President Barack Obama proposed the idea of mandatory voting on March 18 at a speech in Cleveland. He explained that voting should be made easier, not harder for citizens. In theory, it’s sounds like a great idea. Compulsory voting would increase voter turnout and give a better representation of the American public’s views in government. Opposition to mandatory voting stems from the incorrect belief that Democrats would take over the government if everyone were required to vote, as well as the condescending attitudes about those who don’t vote.
At presidential elections only 60 percent of people vote, and at midterm elections, voter turnout drops to under 40 percent according to CNN. So 40-60 percent of citizens are voting on behalf of the entire country. Not to mention that the majority of the those who don’t vote are young people, minorities and the poor, according to The Washington Post. The implementation of compulsory voting would ensure that the perspectives of those demographics were represented in the election process.
Generally speaking, the young, minorities and the poor often identify as Democratic. Studies show, they’re also the ones not voting. But demographics such as age, race, and class, aren’t the only issue. Nonpartisan people that aren’t excited by either party don’t vote either. Political campaigns are designed to excite the party’s existing members rather than encourage moderates to vote. “In today’s electorate, hardcore partisan believers are over-represented; independents and moderates are under-represented,” says Time.com, “If the full range of voters actually voted, our political leaders, who are exquisitely attuned followers, would go where the votes are: away from the extremes.” This means Democrats aren’t trying to take over the government, but rather the moderates are trying to make the government less extreme from both sides of the spectrum and more willing to compromise to make decisions that would benefit everyone, which is a good thing.
Opponents of compulsory voting cry “unconstitutional” and “un-American” toward the notion of requiring the very principle that America was founded on.
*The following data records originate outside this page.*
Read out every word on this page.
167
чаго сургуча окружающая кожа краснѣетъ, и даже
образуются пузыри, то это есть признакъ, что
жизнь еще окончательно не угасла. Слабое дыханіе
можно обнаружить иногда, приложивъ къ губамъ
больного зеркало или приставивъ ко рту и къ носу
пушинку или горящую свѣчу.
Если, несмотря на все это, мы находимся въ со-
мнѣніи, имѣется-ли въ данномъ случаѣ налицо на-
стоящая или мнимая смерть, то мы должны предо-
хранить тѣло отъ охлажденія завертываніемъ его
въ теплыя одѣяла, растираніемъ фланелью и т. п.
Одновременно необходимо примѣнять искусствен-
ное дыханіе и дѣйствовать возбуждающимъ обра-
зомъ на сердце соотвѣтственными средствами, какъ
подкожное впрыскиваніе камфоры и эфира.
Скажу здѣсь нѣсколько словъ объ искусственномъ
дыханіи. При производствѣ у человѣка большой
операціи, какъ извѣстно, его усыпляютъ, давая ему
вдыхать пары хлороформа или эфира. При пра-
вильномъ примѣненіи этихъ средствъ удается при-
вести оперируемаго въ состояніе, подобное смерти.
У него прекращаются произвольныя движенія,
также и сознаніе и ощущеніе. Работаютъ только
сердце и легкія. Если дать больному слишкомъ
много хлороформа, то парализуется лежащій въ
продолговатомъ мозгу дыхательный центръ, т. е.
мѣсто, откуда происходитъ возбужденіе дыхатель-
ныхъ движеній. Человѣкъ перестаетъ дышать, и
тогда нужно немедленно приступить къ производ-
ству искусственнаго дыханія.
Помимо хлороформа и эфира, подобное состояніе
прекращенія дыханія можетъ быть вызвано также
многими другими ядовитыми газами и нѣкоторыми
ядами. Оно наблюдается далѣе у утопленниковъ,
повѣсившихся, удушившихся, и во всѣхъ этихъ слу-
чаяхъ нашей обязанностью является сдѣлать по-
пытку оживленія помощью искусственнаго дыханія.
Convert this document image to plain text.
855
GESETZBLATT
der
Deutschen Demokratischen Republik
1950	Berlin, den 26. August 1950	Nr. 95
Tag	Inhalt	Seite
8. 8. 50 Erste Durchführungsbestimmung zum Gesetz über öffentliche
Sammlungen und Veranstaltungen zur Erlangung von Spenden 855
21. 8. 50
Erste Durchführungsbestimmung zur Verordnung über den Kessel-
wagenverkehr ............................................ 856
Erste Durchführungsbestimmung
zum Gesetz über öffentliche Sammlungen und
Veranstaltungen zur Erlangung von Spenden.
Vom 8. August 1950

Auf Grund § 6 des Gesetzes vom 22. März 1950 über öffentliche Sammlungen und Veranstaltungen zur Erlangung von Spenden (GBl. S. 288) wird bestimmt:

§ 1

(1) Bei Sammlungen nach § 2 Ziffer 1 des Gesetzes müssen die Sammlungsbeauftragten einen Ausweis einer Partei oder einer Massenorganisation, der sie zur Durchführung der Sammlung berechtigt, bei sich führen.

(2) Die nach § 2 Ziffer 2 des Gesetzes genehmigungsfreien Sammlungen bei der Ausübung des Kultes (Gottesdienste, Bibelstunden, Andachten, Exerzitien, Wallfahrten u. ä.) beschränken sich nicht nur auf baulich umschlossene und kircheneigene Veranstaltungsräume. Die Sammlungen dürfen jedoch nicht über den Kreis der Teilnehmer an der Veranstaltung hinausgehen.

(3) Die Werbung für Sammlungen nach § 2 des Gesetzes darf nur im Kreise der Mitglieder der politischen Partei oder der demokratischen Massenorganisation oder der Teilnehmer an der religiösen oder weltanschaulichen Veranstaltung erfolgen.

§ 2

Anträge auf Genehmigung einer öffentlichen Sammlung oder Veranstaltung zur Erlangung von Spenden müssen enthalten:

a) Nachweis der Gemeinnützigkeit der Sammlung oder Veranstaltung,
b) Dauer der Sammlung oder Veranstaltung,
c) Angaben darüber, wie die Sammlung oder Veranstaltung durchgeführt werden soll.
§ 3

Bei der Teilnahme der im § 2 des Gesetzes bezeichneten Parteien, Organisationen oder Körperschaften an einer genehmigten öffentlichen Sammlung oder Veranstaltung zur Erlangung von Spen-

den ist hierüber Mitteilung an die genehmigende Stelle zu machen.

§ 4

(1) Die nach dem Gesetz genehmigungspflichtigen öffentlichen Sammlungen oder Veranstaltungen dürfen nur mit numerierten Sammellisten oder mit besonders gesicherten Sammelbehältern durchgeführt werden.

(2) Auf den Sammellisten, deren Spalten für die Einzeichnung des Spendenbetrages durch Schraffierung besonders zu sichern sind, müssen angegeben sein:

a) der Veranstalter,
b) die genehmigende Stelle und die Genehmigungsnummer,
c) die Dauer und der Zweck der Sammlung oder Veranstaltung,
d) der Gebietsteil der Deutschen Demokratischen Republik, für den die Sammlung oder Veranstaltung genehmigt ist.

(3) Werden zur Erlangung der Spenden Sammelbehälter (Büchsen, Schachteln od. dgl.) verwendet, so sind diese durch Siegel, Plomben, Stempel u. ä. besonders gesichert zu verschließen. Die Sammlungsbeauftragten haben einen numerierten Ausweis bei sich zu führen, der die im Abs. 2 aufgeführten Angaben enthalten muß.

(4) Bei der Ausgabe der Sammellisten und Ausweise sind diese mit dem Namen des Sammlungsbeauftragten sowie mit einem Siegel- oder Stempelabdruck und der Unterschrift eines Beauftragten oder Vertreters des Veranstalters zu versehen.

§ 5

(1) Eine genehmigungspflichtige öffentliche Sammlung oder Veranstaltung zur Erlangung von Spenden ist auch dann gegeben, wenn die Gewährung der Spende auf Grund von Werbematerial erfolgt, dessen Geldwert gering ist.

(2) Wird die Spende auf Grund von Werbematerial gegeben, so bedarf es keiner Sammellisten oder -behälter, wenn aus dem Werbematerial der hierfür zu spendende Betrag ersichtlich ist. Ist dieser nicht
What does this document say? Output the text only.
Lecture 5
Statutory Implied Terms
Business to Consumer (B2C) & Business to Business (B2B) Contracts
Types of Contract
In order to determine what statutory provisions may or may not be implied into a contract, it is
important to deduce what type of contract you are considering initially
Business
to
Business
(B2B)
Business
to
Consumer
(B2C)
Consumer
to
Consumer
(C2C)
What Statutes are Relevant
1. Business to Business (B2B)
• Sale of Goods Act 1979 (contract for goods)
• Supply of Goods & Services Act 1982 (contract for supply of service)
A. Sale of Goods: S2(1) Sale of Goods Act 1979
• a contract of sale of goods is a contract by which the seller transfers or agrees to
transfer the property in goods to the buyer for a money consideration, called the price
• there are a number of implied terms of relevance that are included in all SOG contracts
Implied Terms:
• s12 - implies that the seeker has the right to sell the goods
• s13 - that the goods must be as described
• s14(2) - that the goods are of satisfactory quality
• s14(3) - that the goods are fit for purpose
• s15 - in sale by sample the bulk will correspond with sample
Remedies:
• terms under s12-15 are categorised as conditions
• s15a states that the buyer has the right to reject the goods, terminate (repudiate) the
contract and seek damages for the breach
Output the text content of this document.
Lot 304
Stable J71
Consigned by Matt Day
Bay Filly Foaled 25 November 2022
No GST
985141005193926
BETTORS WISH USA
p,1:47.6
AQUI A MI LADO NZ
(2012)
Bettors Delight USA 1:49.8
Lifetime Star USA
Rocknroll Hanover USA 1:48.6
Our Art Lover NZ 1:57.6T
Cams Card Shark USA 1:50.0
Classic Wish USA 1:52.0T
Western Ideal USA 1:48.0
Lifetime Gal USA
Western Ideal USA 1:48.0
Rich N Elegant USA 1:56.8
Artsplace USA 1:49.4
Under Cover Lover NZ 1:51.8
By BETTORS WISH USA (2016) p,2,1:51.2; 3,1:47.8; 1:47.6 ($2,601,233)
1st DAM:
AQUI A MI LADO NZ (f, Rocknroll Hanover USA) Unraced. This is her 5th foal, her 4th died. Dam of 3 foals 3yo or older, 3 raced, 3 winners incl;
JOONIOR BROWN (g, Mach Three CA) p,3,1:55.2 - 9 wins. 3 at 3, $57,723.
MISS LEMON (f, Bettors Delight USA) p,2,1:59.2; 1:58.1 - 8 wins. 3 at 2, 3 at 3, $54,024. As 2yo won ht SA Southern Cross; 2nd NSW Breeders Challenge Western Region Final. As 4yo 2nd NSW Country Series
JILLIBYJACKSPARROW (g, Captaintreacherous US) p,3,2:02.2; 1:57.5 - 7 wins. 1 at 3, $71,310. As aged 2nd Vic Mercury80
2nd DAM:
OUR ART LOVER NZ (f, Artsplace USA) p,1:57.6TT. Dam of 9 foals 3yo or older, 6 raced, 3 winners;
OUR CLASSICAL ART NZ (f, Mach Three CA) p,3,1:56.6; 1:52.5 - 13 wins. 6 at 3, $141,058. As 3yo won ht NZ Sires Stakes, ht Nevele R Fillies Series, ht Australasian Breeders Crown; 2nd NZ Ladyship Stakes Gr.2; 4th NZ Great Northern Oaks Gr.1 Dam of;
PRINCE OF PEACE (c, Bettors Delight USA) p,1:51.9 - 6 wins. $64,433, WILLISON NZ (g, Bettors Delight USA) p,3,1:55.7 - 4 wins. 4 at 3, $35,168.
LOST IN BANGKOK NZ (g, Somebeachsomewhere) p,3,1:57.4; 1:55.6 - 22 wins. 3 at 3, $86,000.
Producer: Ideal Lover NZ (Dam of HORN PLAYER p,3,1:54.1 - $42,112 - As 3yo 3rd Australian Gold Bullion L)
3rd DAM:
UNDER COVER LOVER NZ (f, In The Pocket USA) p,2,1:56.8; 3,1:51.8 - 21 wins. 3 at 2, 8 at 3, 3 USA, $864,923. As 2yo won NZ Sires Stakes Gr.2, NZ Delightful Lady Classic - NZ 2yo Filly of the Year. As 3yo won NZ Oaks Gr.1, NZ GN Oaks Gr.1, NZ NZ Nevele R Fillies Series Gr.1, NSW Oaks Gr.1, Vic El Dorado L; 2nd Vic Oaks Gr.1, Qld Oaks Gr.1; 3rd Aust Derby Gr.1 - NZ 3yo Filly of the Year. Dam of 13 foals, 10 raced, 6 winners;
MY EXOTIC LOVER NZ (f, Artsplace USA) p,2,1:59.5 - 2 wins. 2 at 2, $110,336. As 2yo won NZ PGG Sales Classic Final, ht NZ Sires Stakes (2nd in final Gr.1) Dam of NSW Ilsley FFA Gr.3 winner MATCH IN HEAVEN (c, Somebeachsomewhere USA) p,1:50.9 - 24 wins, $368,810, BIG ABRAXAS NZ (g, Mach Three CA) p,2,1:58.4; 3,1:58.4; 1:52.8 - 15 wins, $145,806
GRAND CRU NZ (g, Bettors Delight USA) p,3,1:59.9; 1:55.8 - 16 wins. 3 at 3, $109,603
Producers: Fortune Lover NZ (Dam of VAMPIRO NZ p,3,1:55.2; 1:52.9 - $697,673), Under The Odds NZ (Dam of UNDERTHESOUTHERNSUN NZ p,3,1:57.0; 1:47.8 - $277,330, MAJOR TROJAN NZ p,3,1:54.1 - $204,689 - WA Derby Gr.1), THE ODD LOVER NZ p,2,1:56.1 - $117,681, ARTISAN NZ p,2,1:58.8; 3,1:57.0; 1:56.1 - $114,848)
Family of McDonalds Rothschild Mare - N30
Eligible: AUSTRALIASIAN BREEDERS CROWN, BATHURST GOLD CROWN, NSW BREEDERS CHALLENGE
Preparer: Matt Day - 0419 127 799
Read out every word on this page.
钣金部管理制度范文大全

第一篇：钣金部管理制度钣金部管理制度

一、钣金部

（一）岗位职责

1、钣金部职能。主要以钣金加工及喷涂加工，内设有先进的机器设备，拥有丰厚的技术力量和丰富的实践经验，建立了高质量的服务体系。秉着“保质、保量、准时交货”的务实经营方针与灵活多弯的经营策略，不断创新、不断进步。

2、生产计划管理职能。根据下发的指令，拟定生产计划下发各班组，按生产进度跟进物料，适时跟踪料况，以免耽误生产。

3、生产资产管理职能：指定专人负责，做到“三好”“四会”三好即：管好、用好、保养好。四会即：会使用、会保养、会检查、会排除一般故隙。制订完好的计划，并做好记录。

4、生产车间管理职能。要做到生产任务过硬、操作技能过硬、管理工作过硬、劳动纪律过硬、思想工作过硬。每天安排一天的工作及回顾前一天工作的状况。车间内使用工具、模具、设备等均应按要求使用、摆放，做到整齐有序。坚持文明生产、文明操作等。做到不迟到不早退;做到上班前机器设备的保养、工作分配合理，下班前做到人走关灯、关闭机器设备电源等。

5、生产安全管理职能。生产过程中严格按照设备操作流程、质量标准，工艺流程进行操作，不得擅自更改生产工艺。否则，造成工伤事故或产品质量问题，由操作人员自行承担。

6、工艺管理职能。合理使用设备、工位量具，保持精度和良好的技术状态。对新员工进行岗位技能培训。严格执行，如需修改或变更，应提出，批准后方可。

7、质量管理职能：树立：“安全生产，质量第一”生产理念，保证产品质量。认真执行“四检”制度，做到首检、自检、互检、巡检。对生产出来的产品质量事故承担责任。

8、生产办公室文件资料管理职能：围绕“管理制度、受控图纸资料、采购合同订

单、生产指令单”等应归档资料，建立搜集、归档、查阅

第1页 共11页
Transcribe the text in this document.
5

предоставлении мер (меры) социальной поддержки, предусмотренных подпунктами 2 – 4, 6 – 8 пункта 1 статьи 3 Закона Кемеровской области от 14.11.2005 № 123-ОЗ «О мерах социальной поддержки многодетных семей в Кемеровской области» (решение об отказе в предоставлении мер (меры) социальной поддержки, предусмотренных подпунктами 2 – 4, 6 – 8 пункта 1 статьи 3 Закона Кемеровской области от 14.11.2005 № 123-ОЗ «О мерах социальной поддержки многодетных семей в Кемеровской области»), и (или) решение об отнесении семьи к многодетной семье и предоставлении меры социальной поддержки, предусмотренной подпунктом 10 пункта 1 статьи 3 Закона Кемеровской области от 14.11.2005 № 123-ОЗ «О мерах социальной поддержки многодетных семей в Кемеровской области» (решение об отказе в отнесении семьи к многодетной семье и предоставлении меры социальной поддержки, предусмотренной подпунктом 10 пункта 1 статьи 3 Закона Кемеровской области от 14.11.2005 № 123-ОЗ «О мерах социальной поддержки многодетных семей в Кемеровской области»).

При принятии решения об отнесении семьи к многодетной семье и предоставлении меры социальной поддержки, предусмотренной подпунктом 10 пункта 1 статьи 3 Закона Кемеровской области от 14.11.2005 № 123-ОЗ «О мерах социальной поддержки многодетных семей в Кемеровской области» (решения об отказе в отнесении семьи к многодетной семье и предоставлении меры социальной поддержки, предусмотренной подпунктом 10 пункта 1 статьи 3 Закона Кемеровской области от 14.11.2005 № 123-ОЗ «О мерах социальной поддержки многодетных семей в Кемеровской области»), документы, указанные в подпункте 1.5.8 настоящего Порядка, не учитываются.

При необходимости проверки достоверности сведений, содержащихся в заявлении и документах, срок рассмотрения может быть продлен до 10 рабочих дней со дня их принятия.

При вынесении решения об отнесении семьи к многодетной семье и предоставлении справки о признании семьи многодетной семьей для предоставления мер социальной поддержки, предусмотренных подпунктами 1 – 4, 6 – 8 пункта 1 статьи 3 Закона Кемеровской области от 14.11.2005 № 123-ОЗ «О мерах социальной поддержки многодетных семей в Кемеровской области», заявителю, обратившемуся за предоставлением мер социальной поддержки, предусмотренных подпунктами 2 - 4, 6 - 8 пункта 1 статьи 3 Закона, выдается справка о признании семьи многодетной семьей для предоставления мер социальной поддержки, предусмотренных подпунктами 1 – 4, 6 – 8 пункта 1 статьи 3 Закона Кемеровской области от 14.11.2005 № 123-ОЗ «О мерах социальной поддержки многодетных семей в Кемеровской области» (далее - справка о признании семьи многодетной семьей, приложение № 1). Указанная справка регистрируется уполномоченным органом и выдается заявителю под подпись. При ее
Voting is the most American thing a citizen can do and it should be more than a right, it should be a duty. Some believe that uneducated Americans shouldn’t be allowed to vote. This is an elitist attitude, un-American and just flat out wrong. How dare anyone tell American citizens that they shouldn’t be voting? Asking someone not to exercise their Constitutional rights is ignorant and irrational. Being represented in government, regardless of education level, is a basic American principle. The obvious way to eliminate uneducated voters is to educate the public, not bar the uneducated from their rights.
Opponents also complain that forcing Americans to do anything is un-American; The New York Times calls this feeling the, “supposed rights to apathy.” But what about taxes, registering for the draft, jury duty, or secondary education? There’s no opt-out for those aspects of American life.
Of course, getting 320 million people to vote is an issue itself. Registering citizens to vote when they get their drivers license and same-day registration at polling places would make voting more accessible to those who don’t know how to register. More polling places and an extended voting period would solve the issue of being busy on voting day or not being able to make it because the polling location is too far away. Any form of photo ID should be accepted as a form of identification to prevent voter fraud. Those who don’t vote could be fined or possibly jailed for refusing to vote.
Compulsory voting would make for a more representative government that’s willing to compromise on issues and promote good for everyone in the country, not just the 40-60 percent that vote. Opposition to compulsory voting comes from those that are opposed to the “uneducated” and “ignorant” voting. Creating a system of mandatory voting would be good for all of the American people.